Can you please advise, if you think there could be a better approach from your experience.
- Group similar KPIs and call this an Epic, lets say we end up having 2 Epics for delivering 20 KPIs
- Each KPI will be a unique Feature under each Epic
- Each Feature can then have User Stories required to fulfill the Feature(KPI)
My thoughts of Second ask.
Can you please advise, if you think there could be a better approach from your experience.
Apply Scrum as the Agile practice.
-
The Product Owner to create one Functional User Story under each Feature to achieve the KPI finally required into the Dashboard
- For accomplishing ETL activities and to develop the KPI into the Dashboard, Developers in the Scrum Team to create multiple Technical/Spike User Stories.
This process to repeat for each User Story and Feature.
Sprint Goal: Scrum Team will collaborate and discuss what would we want to achieve in each sprint and decide.
Sprint Outcome need not be a completed KPI in the dashboard but, rather it depends on what the team wanted to achieve in the sprint keeping the larger goal in mind. However, the team should try to bring out give some value in each sprint by giving shape and meat to each KPI progressively.
Please let me know your thoughts and any of your perception will definitely help.
- We need to breakdown the requirements in BRD into Epics, Features, User Stories
- Apply Agile methodology for successful Implementation
If requirements are understood well enough to capture them in a BRD for breakdown and implementation, what agility is needed? It doesn't sound as though you have much need for backlogs, validation, or emergence.
My opinion is that if you do your suggested solution to ask #2, you won't need your solution to ask #1. It would be wasted effort to break things down into BRDs, etc if the team is going to do their own work. What you are describing is a method of refining the work. In my experience, you might be better off to let the teams take a portion of the work and start building it in a Sprint rather than use entire Sprints to perform spikes to investigate. Start building something, discover work as you go and adapt. Deliver increments of value so that you can get stakeholder feedback and adjust as you go. That is where Scrum is most valuable.

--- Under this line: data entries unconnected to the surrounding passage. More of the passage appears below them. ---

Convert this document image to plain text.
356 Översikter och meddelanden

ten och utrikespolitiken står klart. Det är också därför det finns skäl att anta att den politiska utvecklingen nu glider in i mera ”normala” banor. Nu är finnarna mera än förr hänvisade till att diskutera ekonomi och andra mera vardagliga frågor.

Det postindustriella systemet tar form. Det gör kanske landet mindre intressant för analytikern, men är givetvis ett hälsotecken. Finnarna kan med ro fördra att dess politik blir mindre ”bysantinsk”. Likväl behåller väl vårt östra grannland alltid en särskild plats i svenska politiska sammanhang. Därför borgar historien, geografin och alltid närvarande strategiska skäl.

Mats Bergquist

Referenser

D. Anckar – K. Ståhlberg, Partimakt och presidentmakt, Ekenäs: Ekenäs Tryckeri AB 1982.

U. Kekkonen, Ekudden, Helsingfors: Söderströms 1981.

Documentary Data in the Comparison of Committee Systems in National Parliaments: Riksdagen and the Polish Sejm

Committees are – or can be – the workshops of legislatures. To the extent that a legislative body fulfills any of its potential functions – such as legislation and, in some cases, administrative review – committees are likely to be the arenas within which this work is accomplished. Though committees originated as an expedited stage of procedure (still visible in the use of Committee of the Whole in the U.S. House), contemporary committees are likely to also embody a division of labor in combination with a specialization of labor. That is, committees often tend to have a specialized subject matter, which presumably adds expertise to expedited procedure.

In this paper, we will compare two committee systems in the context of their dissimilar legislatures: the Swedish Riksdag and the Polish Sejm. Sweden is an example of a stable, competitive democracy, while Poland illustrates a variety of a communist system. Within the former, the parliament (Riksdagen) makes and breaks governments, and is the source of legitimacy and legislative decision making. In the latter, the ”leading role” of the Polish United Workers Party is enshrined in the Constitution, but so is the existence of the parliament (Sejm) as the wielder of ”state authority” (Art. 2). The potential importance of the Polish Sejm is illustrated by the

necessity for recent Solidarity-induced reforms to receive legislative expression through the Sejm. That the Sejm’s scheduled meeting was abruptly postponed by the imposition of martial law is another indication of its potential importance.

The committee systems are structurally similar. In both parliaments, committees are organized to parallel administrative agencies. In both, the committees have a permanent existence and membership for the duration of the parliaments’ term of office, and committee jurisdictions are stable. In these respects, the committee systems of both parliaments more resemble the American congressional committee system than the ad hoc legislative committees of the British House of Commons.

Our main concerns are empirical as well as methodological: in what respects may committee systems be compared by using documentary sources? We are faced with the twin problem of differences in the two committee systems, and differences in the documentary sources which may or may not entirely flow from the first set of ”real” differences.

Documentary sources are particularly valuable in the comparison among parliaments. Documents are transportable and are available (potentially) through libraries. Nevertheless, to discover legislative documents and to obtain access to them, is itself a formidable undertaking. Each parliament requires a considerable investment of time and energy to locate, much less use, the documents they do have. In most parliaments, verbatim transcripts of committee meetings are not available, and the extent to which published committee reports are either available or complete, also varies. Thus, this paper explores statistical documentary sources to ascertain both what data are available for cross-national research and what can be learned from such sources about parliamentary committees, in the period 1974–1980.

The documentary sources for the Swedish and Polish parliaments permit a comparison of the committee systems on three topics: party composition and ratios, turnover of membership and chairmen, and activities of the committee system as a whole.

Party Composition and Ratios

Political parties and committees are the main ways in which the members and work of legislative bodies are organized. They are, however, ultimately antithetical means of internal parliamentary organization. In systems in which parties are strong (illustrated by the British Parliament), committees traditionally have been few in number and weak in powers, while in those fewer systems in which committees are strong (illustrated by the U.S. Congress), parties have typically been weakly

The way you have explained it, you aren't using the Scrum framework as it is intended. You are trying to fit some old project management practices (BRDs, requirements, time lines, etc) into something where you are using some Scrum terminology. And it isn't exactly agile either because you haven't described how you will be using new information gathered during your work to adapt your work and deliverables.